Amsterdam honours Holocaust survivor, 107, for educational work

Ambassador to Israel Marriet Schuurman presents the Andreaspenning to Mirjam Bolle-Levie. Photo: Gemeente Amsterdam

An 107-year-old Holocaust survivor has been given one of Amsterdam’s highest civic honours for her efforts to educate people about the German occupation of the Netherlands.

Mirjam Bolle-Levie received the Andreaspenning in Jerusalem at the premiere of Lost City (Verdwenen Stad), a film about the role of Amsterdam’s tram network in the deportation of the Jews.

“I’m very honoured to receive this distinction,” she said after being handed her certificate by the Dutch ambassador to Israel, Marriet Schuurman. “I didn’t know I’d been so noble and done so much for Holocaust education.”

Bolle-Levie is the last surviving link to the Jewish Council (Joodse Raad), which liaised between the German occupiers and the city’s Jewish population.

After the war its two chairman, David Cohen and Abraham Asscher, were criticised for not doing more to protect the community. Three-quarters of the Netherlands’ Jewish population died in the Holocaust, more than in any other occupied nation.

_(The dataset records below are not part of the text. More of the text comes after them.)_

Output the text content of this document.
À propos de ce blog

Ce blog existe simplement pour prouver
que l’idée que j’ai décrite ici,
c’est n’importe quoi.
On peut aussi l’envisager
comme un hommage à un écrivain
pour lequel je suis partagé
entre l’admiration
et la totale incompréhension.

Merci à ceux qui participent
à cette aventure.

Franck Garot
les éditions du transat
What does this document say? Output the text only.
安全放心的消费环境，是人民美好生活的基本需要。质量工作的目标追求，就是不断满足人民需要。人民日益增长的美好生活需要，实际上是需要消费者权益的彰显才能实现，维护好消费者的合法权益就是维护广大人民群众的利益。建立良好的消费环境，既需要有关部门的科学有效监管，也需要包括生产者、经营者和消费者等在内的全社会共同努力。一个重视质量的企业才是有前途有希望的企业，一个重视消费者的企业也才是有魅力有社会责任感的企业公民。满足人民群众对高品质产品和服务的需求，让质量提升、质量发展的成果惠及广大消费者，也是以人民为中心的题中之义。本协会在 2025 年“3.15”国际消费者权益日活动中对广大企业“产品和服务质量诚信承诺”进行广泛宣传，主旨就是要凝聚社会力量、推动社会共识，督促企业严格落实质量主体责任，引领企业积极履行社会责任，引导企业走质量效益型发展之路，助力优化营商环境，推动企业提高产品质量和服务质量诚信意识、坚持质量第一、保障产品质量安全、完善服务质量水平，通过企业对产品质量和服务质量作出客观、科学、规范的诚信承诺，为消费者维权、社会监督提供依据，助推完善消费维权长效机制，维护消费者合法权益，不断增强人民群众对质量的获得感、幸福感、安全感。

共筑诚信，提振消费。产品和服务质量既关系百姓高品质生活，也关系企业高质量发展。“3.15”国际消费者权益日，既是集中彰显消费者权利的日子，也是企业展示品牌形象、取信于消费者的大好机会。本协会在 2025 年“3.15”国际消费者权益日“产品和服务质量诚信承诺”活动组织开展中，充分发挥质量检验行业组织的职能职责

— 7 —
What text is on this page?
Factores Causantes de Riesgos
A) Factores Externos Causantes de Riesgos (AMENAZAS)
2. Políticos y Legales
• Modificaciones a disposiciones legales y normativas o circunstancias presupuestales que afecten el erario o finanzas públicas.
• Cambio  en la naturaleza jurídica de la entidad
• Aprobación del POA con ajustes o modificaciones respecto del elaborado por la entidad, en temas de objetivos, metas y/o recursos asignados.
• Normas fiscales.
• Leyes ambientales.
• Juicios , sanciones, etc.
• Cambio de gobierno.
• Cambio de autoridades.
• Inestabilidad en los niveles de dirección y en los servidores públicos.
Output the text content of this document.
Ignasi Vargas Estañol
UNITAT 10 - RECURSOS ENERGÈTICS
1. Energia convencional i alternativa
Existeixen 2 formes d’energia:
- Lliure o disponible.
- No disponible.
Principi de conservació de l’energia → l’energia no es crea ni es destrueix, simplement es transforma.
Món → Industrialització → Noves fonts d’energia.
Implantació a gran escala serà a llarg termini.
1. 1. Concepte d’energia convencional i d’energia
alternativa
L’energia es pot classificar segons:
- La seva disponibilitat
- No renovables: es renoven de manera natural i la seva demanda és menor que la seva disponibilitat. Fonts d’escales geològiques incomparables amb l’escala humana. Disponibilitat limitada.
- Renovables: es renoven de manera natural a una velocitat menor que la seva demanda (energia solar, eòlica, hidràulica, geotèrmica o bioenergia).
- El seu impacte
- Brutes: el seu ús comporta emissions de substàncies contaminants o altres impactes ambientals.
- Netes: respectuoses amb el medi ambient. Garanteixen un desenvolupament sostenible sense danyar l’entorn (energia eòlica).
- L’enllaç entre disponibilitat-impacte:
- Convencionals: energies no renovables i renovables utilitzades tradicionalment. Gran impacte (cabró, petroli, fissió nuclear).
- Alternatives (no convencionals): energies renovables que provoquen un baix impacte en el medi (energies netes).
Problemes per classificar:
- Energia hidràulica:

The council was ordered to distribute Stars of David to Amsterdam’s Jews and compiled a register of names and addresses that was later used by the Nazis to carry out deportations.

Jewish Council

Bolle-Levie, who became the council’s secretary in 1938 at the age of just 21, always defended Cohen and Asscher. “They thought at the time that they could do a deal with the Nazis and put off the deportation of the Jews for as long as possible,” she said in 1995. “They thought they were doing the right thing.”

As a member of the Jewish Council Bolle-Levie had a bar, or exemption, from deportation, but in 1943 she was rounded up during a razzia and sent to Bergen-Belsen in January 1944.

Six months later she was transported to British-occupied Palestine in a prisoner exchange. She married Leo Bolle, who had emigrated from Amsterdam in 1938, and took Israeli citizenship when the country was established in 1948.

The letters she wrote to Leo during the war, which were never sent at the time, were published in 2003 under the title Ik zal je beschrijven hoe een dag er hier uitziet (“Let me describe to you what a day here looks like”).

The Andreaspenning is awarded to individuals who “deliver exceptional performances with a nationwide influence” in areas such as art, science, politics, sport and journalism.